Come hai vissuto questo 2020 caratterizzato dalla pandemia?
«All’inizio avevo paura, ero timoroso, perché a livello mediatico il bombardamento è stato pesante. Il nostro è uno sport di contatto e quindi… E poi anche a livello economico si è perso molto, come Giba abbiamo portato avanti uno studio che ha quantificato le perdite tra il 25 e il 30 per cento. Dopo l’estate invece, quando si è iniziato a parlare di vaccino, ero un po’ più sereno, anche se non è facile. Penso però che bisogna resistere, andare avanti, imparare a convivere e a usare tutte le precauzioni possibili, vale a dire utilizzare la mascherina, lavarsi le mani, fare i tamponi e tutto quanto è in nostro potere per minimizzare le possibilità di contagio».
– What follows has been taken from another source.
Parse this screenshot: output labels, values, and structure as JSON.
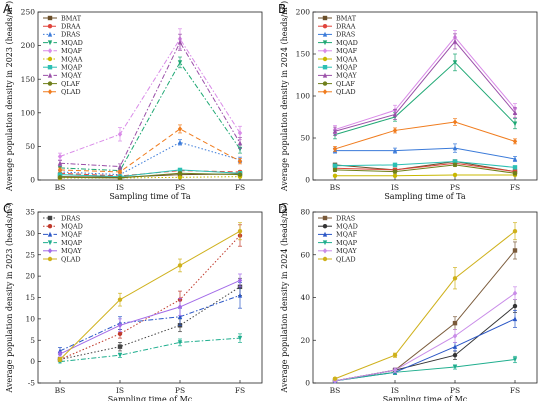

Tre desideri per il futuro: uno personale, uno per la “tua” Mantova e uno per l’altrettanto “tua” Biella?
«A livello personale vorrei continuare a fare bene e a divertirmi giocando. Poi eventualmente, una volta smesso, trovare la soluzione giusta per quello che sto studiando. Per Mantova mi auguro anche in questo caso di fare bene, che si possa formare un gruppo ancora più compatto e che la squadra possa arrivare il più in alto possibile. Per quanto riguarda Biella, invece, non posso dire che mi auguro vinca questa partita (ride, ndr), ma che da prossima settimana possa tornare a fare bene e, come ho detto, spero che si riesca a ritrovare quella magia che ne ha caratterizzato la storia per tante stagioni. Voglio davvero che Pallacanestro Biella riesca a risolvere i suoi problemi e che tutto torni come una volta».